Porém para que os dois pudessem salvar a humanidade do Apocalipse de dois mil e dezenove que ocorreria naquela linha do tempo, ela precisaria se reencontrar com seu tutor. O que era uma tarefa levemente complicada, já que não tiveram tempo o suficiente para marcar o local do reencontro antes de Cinco saltar pelo buraco de minhoca que havia criado.
— Merda! — Disse a menina apertando com força a alça da maleta ao ingressar na rua movimentada. Ela teria que dar um jeito de encontrá-lo antes dos agentes da Comissão, caso contrário o apocalipse ainda aconteceria e ela acabaria sendo rebaixada pelo resto de sua existência dentro do trabalho quando notassem seu sumiço. — Merda! Merda! Merda!

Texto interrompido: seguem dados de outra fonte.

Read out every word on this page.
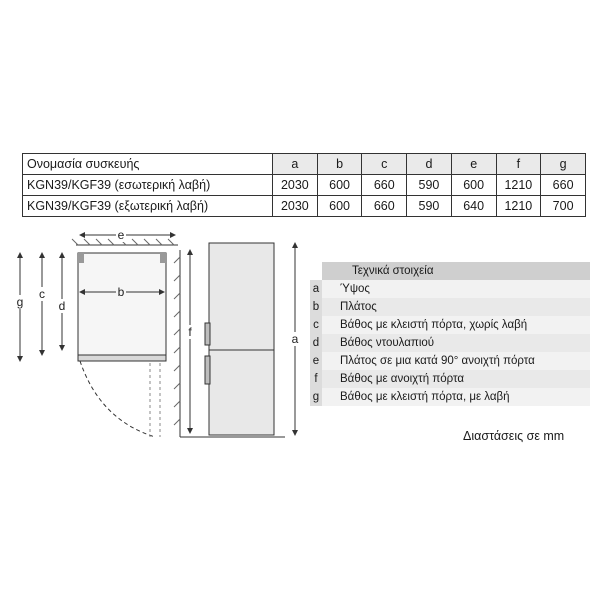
Ονομασία συσκευής	a	b	c	d	e	f	g
KGN39/KGF39 (εσωτερική λαβή)	2030	600	660	590	600	1210	660
KGN39/KGF39 (εξωτερική λαβή)	2030	600	660	590	640	1210	700
e
b
g
c
d
f	a
Τεχνικά στοιχεία
a	Ύψος
b	Πλάτος
c	Βάθος με κλειστή πόρτα, χωρίς λαβή
d	Βάθος ντουλαπιού
e	Πλάτος σε μια κατά 90° ανοιχτή πόρτα
f	Βάθος με ανοιχτή πόρτα
g	Βάθος με κλειστή πόρτα, με λαβή
Διαστάσεις σε mm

Havia dois locais onde poderia encontrar o número Cinco. O primeiro, e mais óbvio, era a sede da Academia Umbrella, local onde o velho havia passado anos de sua vida antes de fugir de casa e aparecer no mundo pós apocalíptico. O segundo era na loja de donuts Griddy's, uma escolha menos óbvia, porém bastante nostálgica. Lembrava das suas conversas com Cinco durante as tocaias, quando ele contava sobre os membros de sua família e uma época que não voltava atrás, narrando tudo como se Ártemis tivesse realmente dezesseis anos de idade e não tivesse vivido nada ao longo dos tempos. Ele falava muito sobre essa loja de donuts, de quando fugia com seus irmãos e se empanturravam com os doces até vomitarem.

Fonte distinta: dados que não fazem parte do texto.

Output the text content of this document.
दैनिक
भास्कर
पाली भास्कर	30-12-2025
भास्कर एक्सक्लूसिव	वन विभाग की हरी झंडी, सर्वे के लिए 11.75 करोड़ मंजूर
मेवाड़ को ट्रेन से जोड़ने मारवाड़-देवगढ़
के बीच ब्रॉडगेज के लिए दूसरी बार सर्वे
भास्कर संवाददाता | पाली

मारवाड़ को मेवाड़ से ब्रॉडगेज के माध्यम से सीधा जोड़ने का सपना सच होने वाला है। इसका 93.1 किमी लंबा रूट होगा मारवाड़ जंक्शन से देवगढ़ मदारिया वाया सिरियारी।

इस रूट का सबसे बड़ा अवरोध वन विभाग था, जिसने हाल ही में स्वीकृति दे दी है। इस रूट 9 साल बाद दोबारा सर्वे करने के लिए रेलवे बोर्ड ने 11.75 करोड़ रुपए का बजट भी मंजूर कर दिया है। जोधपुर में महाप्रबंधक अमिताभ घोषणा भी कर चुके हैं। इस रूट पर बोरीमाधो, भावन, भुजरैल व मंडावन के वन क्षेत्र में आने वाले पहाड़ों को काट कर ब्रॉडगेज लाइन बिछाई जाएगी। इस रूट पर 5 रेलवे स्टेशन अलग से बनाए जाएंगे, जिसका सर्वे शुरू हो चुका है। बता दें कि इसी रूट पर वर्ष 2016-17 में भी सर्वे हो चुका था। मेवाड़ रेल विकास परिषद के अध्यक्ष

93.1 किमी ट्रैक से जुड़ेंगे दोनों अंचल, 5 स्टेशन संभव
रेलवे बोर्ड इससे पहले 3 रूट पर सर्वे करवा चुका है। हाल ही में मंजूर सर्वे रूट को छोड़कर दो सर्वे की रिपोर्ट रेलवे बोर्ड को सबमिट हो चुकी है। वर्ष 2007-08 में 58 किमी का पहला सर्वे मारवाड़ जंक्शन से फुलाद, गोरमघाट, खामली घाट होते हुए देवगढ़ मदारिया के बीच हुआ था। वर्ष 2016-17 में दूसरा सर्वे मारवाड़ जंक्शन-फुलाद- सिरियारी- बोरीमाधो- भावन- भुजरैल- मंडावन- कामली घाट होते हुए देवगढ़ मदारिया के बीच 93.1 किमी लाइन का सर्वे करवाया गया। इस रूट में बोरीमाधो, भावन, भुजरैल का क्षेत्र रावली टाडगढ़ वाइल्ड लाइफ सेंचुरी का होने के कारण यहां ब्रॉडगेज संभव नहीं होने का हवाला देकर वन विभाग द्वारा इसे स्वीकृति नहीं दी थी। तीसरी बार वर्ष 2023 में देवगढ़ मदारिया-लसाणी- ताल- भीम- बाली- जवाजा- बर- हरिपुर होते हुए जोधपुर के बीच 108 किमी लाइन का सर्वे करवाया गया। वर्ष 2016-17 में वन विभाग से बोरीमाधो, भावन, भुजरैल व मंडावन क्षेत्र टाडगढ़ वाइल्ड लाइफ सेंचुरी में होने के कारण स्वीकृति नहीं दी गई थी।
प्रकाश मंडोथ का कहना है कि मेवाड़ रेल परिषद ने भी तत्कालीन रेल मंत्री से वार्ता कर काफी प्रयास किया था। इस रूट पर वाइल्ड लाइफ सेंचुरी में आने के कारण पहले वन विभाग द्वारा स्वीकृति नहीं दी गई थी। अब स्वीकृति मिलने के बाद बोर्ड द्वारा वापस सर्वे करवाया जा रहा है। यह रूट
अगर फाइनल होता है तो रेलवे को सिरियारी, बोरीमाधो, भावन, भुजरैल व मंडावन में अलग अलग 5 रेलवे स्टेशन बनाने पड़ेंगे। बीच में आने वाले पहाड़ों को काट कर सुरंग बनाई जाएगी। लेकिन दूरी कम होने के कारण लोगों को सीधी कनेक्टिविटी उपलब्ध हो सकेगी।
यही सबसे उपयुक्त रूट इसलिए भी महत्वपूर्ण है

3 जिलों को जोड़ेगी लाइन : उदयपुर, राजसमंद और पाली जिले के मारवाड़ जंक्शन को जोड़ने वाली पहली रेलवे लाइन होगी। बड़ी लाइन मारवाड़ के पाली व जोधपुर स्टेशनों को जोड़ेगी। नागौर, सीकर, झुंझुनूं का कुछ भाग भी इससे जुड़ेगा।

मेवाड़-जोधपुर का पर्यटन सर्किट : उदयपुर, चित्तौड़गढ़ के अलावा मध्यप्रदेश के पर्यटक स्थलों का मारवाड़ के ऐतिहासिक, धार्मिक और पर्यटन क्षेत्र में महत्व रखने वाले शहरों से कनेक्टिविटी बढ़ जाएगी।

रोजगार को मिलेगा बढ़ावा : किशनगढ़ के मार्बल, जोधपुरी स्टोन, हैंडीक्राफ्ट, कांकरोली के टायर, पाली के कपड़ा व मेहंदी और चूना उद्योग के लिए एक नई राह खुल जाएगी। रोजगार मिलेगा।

Sua primeira opção de local de busca pelo amigo, ou o mais próximo que ela tinha de um, foi a loja de Donuts. Ela estava faminta com toda a viagem temporal e, por falta de uma pizza havaiana quentinha, rosquinhas com cobertura rosa e granulados lhe cairiam bem. Além do mais, ela não estava interessada em encontrar com a família disfuncional de Cinco sem a presença do mesmo. Afinal, como explicaria o fato de um velho estar andando com uma adolescente sem essa ser sua neta ou filha, iriam levantar muitas perguntas e não saberia dizer o quanto Cinco estava disposto em deixar sua família ter conhecimento das coisas que passou desde que fugiu de casa e saltou no tempo.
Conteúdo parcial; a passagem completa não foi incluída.